Другой бы сказал: «Еще в детстве я получил особый дар!». Но в его случае это было полностью неверно.
Во-первых, по его собственным ощущениям, он никогда ничего ни от кого не получал. Да ничего стоящего ему никто никогда и не предлагал. Наоборот, часто у него пытались что-то отнять — силой или посредством обмана.
Во-вторых, «дар» — это обычно что-то, желаемое человеком, то, чего у него не было и о чем он мечтал. Нечто дорогое, вещь, которую обретают неожиданно и совершенно бесплатно, то есть даром. Сколько Адам себя помнил, не было такой «вещи», которую бы он «желал», о которой бы «мечтал». Хотел — да. Нуждался. Но не желал. А то, чего он по-настоящему желал, вещами назвать никак нельзя. Истинное Знание, Абсолютная Свобода, Счастье Бытия, Великая Любовь — какие же это вещи?
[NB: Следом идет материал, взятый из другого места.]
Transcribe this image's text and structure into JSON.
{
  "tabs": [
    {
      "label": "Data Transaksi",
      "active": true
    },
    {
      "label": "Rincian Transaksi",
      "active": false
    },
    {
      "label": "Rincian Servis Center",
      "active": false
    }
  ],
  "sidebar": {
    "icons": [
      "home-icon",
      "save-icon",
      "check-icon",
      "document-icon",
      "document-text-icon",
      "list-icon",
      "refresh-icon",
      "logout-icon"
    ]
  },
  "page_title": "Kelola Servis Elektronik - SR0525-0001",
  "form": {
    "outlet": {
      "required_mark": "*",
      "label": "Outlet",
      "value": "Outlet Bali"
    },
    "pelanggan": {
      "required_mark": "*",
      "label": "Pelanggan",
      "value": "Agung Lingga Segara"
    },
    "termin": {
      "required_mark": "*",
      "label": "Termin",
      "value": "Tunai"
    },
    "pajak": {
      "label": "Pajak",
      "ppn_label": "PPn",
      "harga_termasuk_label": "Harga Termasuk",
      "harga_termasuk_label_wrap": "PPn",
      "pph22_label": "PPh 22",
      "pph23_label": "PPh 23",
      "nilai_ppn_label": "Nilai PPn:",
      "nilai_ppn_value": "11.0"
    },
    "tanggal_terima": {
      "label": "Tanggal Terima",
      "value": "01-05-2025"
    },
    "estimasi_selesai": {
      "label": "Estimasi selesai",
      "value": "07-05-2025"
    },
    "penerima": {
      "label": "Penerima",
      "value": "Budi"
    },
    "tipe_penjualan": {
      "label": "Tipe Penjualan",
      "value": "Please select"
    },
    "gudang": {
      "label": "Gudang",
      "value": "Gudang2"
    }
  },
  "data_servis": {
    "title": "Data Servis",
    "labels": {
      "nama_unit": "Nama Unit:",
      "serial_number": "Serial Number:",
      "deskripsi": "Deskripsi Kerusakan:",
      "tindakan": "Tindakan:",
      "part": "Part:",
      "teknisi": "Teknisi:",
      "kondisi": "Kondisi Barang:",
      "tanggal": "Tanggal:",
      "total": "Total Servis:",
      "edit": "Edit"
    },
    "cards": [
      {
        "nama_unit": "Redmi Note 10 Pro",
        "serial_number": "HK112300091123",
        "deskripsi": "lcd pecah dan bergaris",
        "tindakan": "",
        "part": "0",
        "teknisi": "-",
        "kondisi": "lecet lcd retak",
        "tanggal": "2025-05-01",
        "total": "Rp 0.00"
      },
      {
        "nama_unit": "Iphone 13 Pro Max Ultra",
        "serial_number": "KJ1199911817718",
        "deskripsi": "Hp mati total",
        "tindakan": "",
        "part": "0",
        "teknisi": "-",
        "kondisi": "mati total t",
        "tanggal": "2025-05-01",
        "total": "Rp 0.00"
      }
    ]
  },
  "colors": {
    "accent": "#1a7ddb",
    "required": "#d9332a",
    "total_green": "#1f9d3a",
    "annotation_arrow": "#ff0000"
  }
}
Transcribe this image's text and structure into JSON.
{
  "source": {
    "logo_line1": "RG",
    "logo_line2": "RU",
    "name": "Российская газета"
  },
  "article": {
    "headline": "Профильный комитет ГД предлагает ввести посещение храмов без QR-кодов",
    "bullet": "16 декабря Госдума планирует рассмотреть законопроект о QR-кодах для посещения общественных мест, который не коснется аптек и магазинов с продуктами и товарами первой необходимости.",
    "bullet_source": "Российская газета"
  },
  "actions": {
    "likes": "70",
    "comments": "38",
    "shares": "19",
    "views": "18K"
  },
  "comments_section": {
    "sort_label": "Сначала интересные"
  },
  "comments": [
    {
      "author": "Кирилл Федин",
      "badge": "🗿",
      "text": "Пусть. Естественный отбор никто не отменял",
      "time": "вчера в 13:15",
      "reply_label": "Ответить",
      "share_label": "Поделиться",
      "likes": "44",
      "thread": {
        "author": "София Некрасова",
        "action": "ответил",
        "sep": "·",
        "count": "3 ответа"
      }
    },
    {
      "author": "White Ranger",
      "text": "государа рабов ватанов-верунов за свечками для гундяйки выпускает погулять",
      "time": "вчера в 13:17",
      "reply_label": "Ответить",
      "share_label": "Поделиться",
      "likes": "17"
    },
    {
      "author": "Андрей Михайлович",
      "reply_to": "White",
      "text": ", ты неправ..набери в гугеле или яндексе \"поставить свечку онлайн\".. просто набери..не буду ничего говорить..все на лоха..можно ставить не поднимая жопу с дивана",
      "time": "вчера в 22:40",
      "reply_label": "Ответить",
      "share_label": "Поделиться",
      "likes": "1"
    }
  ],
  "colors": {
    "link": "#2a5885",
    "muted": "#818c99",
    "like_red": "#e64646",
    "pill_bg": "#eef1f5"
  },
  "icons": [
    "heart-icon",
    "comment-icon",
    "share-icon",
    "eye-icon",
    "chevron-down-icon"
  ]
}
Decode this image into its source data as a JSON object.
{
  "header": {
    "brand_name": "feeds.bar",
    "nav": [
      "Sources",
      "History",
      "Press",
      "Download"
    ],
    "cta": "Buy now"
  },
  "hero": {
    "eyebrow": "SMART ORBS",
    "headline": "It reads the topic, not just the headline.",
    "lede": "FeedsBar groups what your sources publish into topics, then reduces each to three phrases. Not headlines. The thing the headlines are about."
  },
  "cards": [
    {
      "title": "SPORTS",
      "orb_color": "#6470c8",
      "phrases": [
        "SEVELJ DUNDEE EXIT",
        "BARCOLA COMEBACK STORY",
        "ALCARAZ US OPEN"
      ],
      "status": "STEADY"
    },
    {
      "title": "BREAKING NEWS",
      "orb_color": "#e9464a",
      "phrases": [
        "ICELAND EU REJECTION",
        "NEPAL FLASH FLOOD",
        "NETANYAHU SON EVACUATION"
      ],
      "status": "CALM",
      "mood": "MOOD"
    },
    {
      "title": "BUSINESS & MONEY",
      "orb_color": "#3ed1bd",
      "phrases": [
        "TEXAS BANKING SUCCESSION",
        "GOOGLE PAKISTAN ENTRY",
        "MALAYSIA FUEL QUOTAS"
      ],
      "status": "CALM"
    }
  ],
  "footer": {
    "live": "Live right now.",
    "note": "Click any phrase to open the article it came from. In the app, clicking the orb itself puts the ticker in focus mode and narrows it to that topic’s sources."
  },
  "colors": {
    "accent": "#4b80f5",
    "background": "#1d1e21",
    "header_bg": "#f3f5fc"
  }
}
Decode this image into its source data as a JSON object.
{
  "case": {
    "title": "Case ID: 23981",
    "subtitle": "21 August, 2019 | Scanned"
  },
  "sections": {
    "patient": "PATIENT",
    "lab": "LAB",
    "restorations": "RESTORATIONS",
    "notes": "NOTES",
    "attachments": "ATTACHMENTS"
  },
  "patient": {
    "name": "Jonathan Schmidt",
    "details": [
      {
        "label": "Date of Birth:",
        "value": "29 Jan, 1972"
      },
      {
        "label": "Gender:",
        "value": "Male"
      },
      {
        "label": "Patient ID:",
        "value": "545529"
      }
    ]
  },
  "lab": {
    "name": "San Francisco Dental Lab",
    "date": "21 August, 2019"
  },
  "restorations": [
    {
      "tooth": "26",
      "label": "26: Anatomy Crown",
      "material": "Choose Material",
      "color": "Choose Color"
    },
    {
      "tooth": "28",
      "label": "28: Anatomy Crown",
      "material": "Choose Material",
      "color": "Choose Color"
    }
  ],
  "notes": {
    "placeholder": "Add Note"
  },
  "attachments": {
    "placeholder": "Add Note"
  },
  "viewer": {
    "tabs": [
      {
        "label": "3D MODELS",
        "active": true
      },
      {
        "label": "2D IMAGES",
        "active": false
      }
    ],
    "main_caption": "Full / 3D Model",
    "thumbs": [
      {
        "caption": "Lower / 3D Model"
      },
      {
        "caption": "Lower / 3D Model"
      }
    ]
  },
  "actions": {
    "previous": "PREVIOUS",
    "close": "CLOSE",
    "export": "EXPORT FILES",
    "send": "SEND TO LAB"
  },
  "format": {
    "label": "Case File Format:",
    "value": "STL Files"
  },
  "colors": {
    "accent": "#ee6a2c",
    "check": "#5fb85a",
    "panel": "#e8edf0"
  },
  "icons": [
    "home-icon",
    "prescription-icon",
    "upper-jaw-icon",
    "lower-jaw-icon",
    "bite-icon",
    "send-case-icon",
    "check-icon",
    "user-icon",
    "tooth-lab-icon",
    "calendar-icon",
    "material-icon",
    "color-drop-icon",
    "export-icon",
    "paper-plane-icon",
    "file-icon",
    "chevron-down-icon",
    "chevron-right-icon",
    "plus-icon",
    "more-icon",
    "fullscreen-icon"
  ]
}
И ведь ими далеко не ограничивалось то, к чему он стремился и от чего бежал в разные периоды жизни.
Ясновидение приносило ему мучения. Со временем, когда в полной мере проявились и другие способности, Адам нашел способы облегчать свою жизнь. Но в детстве и юности... Вместо того чтобы жить как большинство людей в настоящем времени, здесь и сейчас, печалиться и наслаждаться на острие мгновения, он прозябал в тягучем, тягостном пространстве знания и предопределенности. Не многие поймут, каково ребенку ощущать, например, скорую смерть близкого человека — и скрывать это. Видеть нечто, не видимое другими, и молчать. Притом, что знание до конца не скрыть — оно рвется наружу. И люди — даже самые что ни на есть заурядные, на подсознательном уровне прекрасно это чувствуют.
* * *
Однажды, когда Адаму не было еще и шести лет, он впервые увидел предназначенного к скорой гибели человека. Не только увидел — объявил об увиденном во всеуслышанье и, быть может, даже ускорил развязку драмы.
В доме Блумеров редко бывали гости. Поэтому их приход всегда становился событием, будоражащим все семейство. Точнее, почти все семейство. Один из членов семьи сохранял при этом душевный покой — и здесь речь идет отнюдь не об Адаме, вернее, не совсем о нем.
Совершенно особенным событием сулил стать приезд бабушки Адама по материнской линии. Вероятно, она уже чувствовала что-то неладное, оттого и захотела после долгой многолетней паузы в общении навестить семейство дочери. А заодно и проведать изрядно подросшего внука, виденного ею только в колыбели.
Собственно, внуков у нее было двое, но про второго она почему-то не вспоминала и не изъявляла желания его увидеть.
В воскресенье — день, на который был назначен бабушкин визит, в доме с утра царила почти предпраздничная суматоха с привкусом некоторой нервозности. Родители, уже хорошо знакомые со многими странностями своего чада, периодически с опаской поглядывали на него, и мама несколько раз — то льстиво-заигрывающе, то грозно — напоминала Адаму о необходимости продемонстрировать свою воспитанность и благонравие в присутствии долгожданной гостьи. А он, пребывая в предчувствии грядущего и становясь оттого все более хмурым и невеселым, тщетно пытался куда-нибудь спрятаться или сбежать. И все же с неумолимостью судьбы взрослые извлекали его из различных убежищ и приспосабливали к каким-нибудь домашним делам.
Вот наконец над входной дверью зазвенел колокольчик, и через некоторое время в гостиную вошла высокая строгая дама в сером платье, прекрасно гармонирующем с собранными сзади и плотно сколотыми серебристой заколкой седыми волосами.
Увы, так она выглядела лишь мгновение. Ужас и сочувствие, смешанное с отвращением, захлестнули Адама, когда перед ним развернулась картина ее долгой прошлой и совсем недолгой будущей жизни. Перед маленьким Блумером стоял почти труп. Опухоль, о которой бабушка не догадывалась — а точнее, не хотела догадываться — пронизывала внутренности множеством метастаз.